Manifestation sauvage


Dans cette salle d'une capacité de 8875 places, seules 2000 personnes ont pu entrer pour assister au meeting, certains non-inscrits restent bloqués dehors derrière les barrières de sécurité. Tous ceux qui n'ont pas de réservation sont refoulés : pas questions de se retrouver avec des militants FN qui pourraient perturber l’événement depuis l'intérieur.

Quelques uns se retrouvent bloqués au niveau des deux cents manifestants suite aux propos du candidats sur la colonisation.

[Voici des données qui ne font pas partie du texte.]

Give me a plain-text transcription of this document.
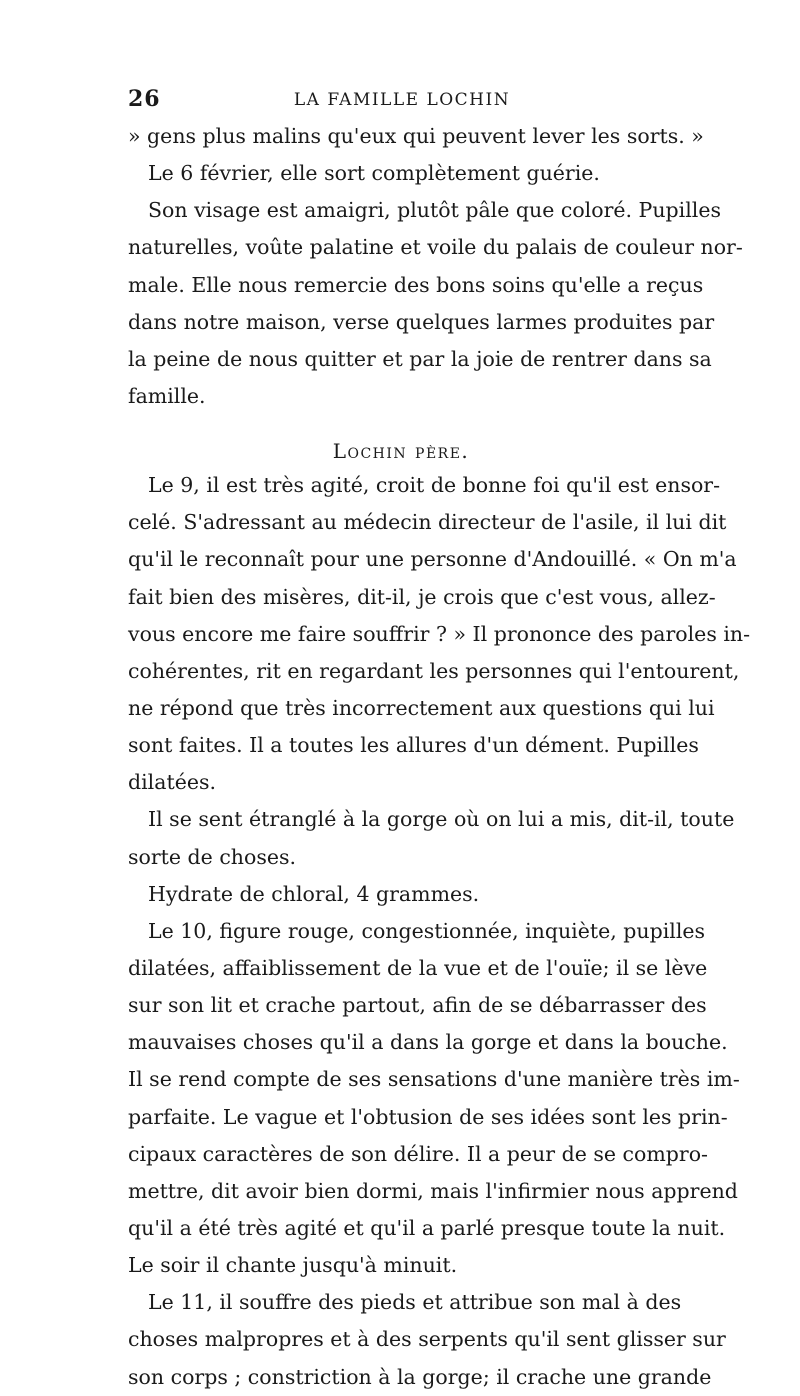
26	LA FAMILLE LOCHIN
» gens plus malins qu'eux qui peuvent lever les sorts. »
Le 6 février, elle sort complètement guérie.
Son visage est amaigri, plutôt pâle que coloré. Pupilles
naturelles, voûte palatine et voile du palais de couleur nor-
male. Elle nous remercie des bons soins qu'elle a reçus
dans notre maison, verse quelques larmes produites par
la peine de nous quitter et par la joie de rentrer dans sa
famille.
Lochin père.
Le 9, il est très agité, croit de bonne foi qu'il est ensor-
celé. S'adressant au médecin directeur de l'asile, il lui dit
qu'il le reconnaît pour une personne d'Andouillé. « On m'a
fait bien des misères, dit-il, je crois que c'est vous, allez-
vous encore me faire souffrir ? » Il prononce des paroles in-
cohérentes, rit en regardant les personnes qui l'entourent,
ne répond que très incorrectement aux questions qui lui
sont faites. Il a toutes les allures d'un dément. Pupilles
dilatées.
Il se sent étranglé à la gorge où on lui a mis, dit-il, toute
sorte de choses.
Hydrate de chloral, 4 grammes.
Le 10, figure rouge, congestionnée, inquiète, pupilles
dilatées, affaiblissement de la vue et de l'ouïe; il se lève
sur son lit et crache partout, afin de se débarrasser des
mauvaises choses qu'il a dans la gorge et dans la bouche.
Il se rend compte de ses sensations d'une manière très im-
parfaite. Le vague et l'obtusion de ses idées sont les prin-
cipaux caractères de son délire. Il a peur de se compro-
mettre, dit avoir bien dormi, mais l'infirmier nous apprend
qu'il a été très agité et qu'il a parlé presque toute la nuit.
Le soir il chante jusqu'à minuit.
Le 11, il souffre des pieds et attribue son mal à des
choses malpropres et à des serpents qu'il sent glisser sur
son corps ; constriction à la gorge; il crache une grande
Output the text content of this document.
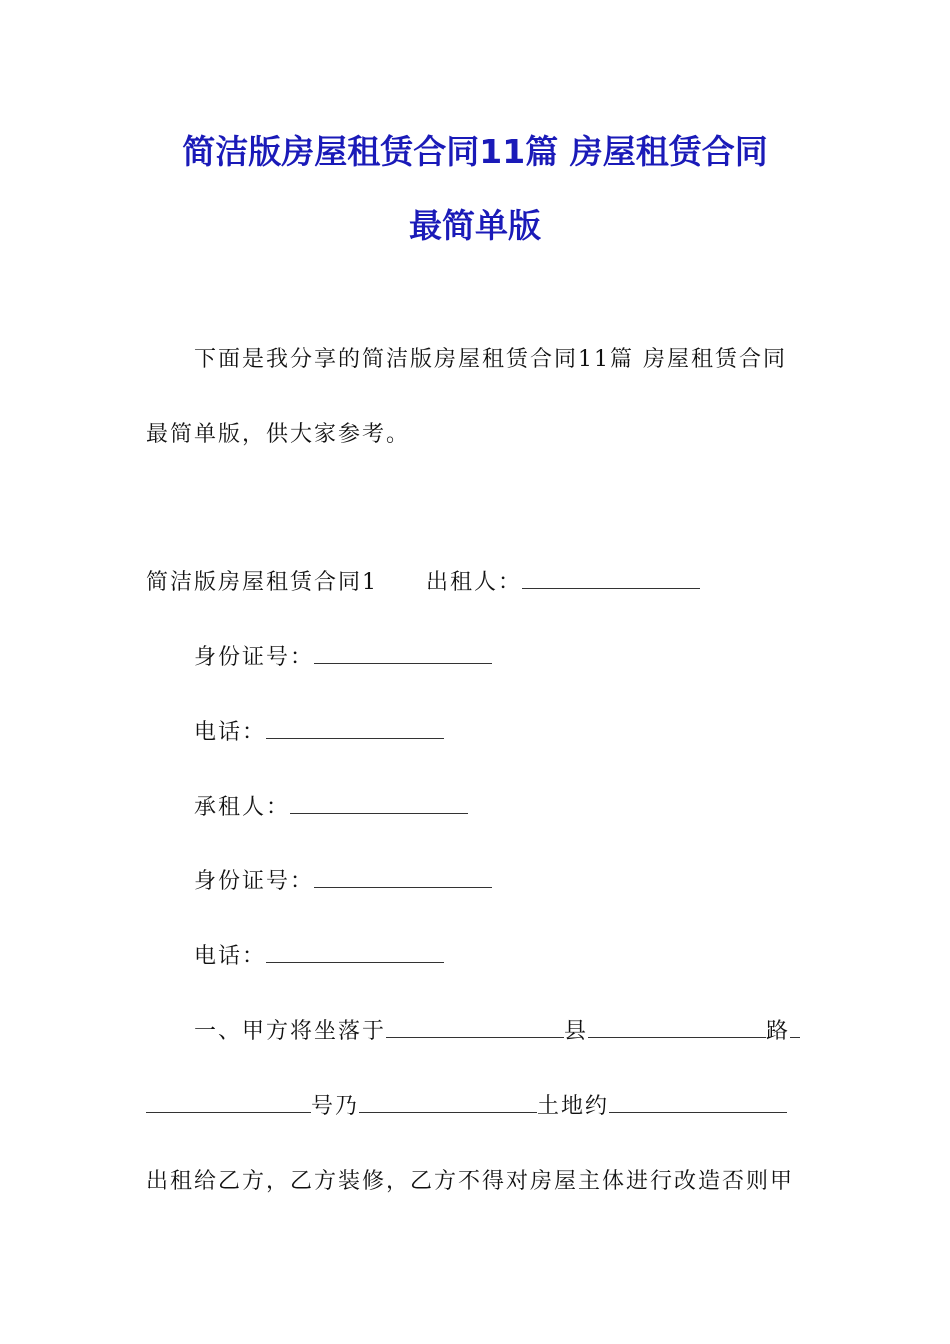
简洁版房屋租赁合同11篇 房屋租赁合同
最简单版
下面是我分享的简洁版房屋租赁合同11篇 房屋租赁合同
最简单版，供大家参考。
简洁版房屋租赁合同1 出租人：
身份证号：
电话：
承租人：
身份证号：
电话：
一、甲方将坐落于	县	路
号乃	土地约
出租给乙方，乙方装修，乙方不得对房屋主体进行改造否则甲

Quelques-uns, "du Front national ou d'autres formations politiques ont pu s'infiltrer" déplore un membre du staff.

A quelques mètres de la porte d'entrée du Zénith, des drapeaux français, des sifflets, de grands cris font pressions sur l'équipe du candidat. La police décide de fermer la grande grille qui mène sur le parking de la salle.


Vers 15h, une grosse valise bleue est retrouvée devant une des portes d'entrée. Très vite les agents de sécurité demandent à tout le staff de se confiner dans le hall. "Ils vont faire péter la valise !?", "ils ont peur que ce soit une valise piégée". Au final, la valise appartient à un correspondant italien... Dans un contexte de menace terroriste omniprésente, le moindre détail peut déclencher la panique.

Au terme d'une semaine très agitée pour Emmanuel Macron, le candidat a réussit a se maintenir dans les sondages, mais les incidents autour de son meeting ne lui ont pas permis de finir le week-end sur une note positive.